Dublin’s Iseq closed up nearly 1 per cent at 6,175, bucking the trend across Europe. Ryanair was one of the main drivers, increasing 3.4 per cent to €11.44, its strongest position for several months, as European airlines were cleared for take-off in July after three months of lockdown.
The resumption of Premiership soccer in England boosted the fortunes of PaddyPower Betfair owner Flutter, which rose €123.90. Building materials group CRH and packaging company Smurfit Kappa, two companies tied into the global economic outlook, drifted down 0.4 per cent and 0.6 per cent respectively.
Among the banks, AIB and Bank of Ireland went in different directions. AIB was down nearly 2 per cent at €1.12 while Bank of Ireland was up 2 per cent at €1.80. Swiss-Irish baked goods specialist Aryzta endured another difficult session, closing down 2.5 per cent at 42 cent.
British shares fell on Thursday after the Bank of England slowed the pace of its huge bond-buying programme, while fears of a second wave of Covid-19 infections also dampened sentiment. The blue-chip FTSE 100 was down 0.5 per cent following its strongest two-day percentage gain in two weeks on Wednesday.
The BoE said it saw signs that the British economy was recovering from a pandemic-induced slump. It raised its asset purchase target by £100 billion, as expected, but disappointed markets as it said the increase should only see it through to the end of the year.

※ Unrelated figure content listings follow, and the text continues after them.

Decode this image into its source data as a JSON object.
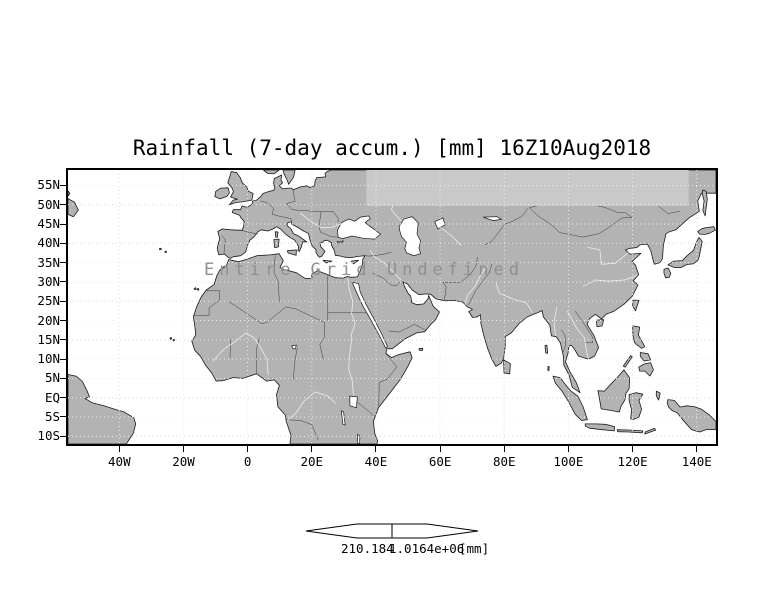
{
  "title": "Rainfall (7-day accum.) [mm] 16Z10Aug2018",
  "center_note": "Entire Grid Undefined",
  "axes": {
    "lat_ticks": [
      {
        "label": "55N",
        "deg": 55
      },
      {
        "label": "50N",
        "deg": 50
      },
      {
        "label": "45N",
        "deg": 45
      },
      {
        "label": "40N",
        "deg": 40
      },
      {
        "label": "35N",
        "deg": 35
      },
      {
        "label": "30N",
        "deg": 30
      },
      {
        "label": "25N",
        "deg": 25
      },
      {
        "label": "20N",
        "deg": 20
      },
      {
        "label": "15N",
        "deg": 15
      },
      {
        "label": "10N",
        "deg": 10
      },
      {
        "label": "5N",
        "deg": 5
      },
      {
        "label": "EQ",
        "deg": 0
      },
      {
        "label": "5S",
        "deg": -5
      },
      {
        "label": "10S",
        "deg": -10
      }
    ],
    "lon_ticks": [
      {
        "label": "40W",
        "deg": -40
      },
      {
        "label": "20W",
        "deg": -20
      },
      {
        "label": "0",
        "deg": 0
      },
      {
        "label": "20E",
        "deg": 20
      },
      {
        "label": "40E",
        "deg": 40
      },
      {
        "label": "60E",
        "deg": 60
      },
      {
        "label": "80E",
        "deg": 80
      },
      {
        "label": "100E",
        "deg": 100
      },
      {
        "label": "120E",
        "deg": 120
      },
      {
        "label": "140E",
        "deg": 140
      }
    ]
  },
  "colorbar": {
    "left_label": "210.184",
    "right_label": "1.0164e+06",
    "unit_label": "[mm]"
  },
  "colors": {
    "land": "#b3b3b3",
    "ocean": "#ffffff",
    "shaded_band": "#c9c9c9",
    "coastline": "#1a1a1a",
    "note_gray": "#8f8f8f"
  },
  "chart_data": {
    "type": "heatmap",
    "title": "Rainfall (7-day accum.) [mm] 16Z10Aug2018",
    "variable": "Rainfall (7-day accumulation)",
    "units": "mm",
    "valid_time": "16Z10Aug2018",
    "projection": "latlon",
    "lon_range_deg": [
      -56,
      146
    ],
    "lat_range_deg": [
      -12,
      59
    ],
    "lat_ticks": [
      "55N",
      "50N",
      "45N",
      "40N",
      "35N",
      "30N",
      "25N",
      "20N",
      "15N",
      "10N",
      "5N",
      "EQ",
      "5S",
      "10S"
    ],
    "lon_ticks": [
      "40W",
      "20W",
      "0",
      "20E",
      "40E",
      "60E",
      "80E",
      "100E",
      "120E",
      "140E"
    ],
    "grid": "dotted",
    "series": [],
    "status": "Entire Grid Undefined",
    "colorbar": {
      "min_label": "210.184",
      "max_label": "1.0164e+06",
      "units_label": "[mm]"
    }
  }
}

AstraZeneca weighed the most, down 2.2 per cent. The European Commission is in advanced deal talks with Johnson & Johnson on its Covid-19 vaccine under development, sources told Reuters. Last week, many euro zone countries said they had acquired 400 million potential vaccine doses from the British drugmaker for its potential Covid-19 shot.
Dragging down the pan-European Stoxx 600 index was Wirecard, which plummeted 61.8 per cent after the German payments company’s auditor refused to sign off its 2019 accounts over a missing $2.1 billion. The company warned the delay could cause billions in loans to be called in as early as Friday.

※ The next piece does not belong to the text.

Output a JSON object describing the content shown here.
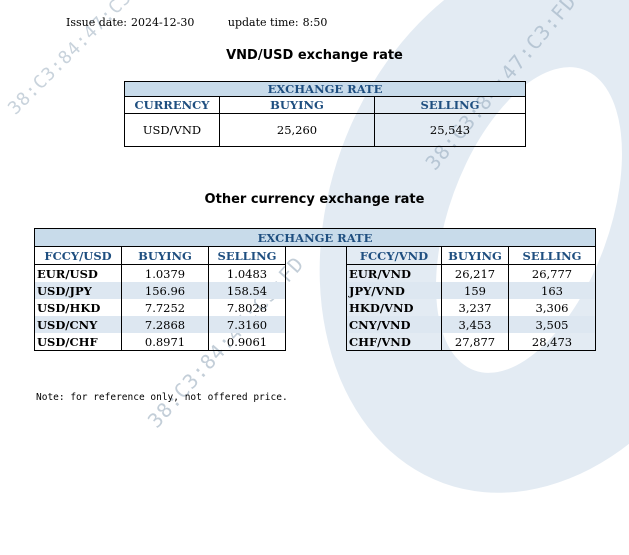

Aggressive monetary and fiscal stimulus and less-than-dire economic data have helped European indices regain about 36 per cent from their March lows, but analysts say another wave of infections could lead to worries of more restrictions and weigh on consumer behaviour.
Madrid-listed shares of Siemens Gamesa tumbled 7.6 per cent after the wind turbine maker replaced chief executive Markus Tacke with Andreas Nauen and warned of an operating loss in the third quarter late on Wednesday.
German online fashion retailer Zalando rose 7.1 per cent to the top of the Stoxx 600, after forecasting a bigger increase in sales and operating profit in the second quarter than analysts’ expectations as the pandemic prompts more people to shop online.
The S&P 500 and the Dow were largely unchanged on Thursday as investors stayed on the sidelines amid an uptick in coronavirus infections in parts of the United States and an elevated level of weekly jobless claims. Several US states, including Texas, Florida and Oklahoma, reported a surge in new infections. However, president Donald Trump said late on Wednesday that the United States would not close businesses again.
The Labor Department’s report showed weekly jobless claims declining for the 11th straight week, but the pace of declines has slowed as tepid demand and fractured supply chains have sparked a second wave of layoffs.
Biogen dropped 5.2 per cent after a US district court ruled in favour of generic drugmaker Mylan in a patent dispute over the drugmaker’s blockbuster multiple sclerosis drug Tecfidera. Mylan rose 4.3 per cent. Spotify Technology jumped 10 per cent after signing a podcast deal with AT&T’s Warner Bros and DC Entertainment featuring popular DC Comics characters.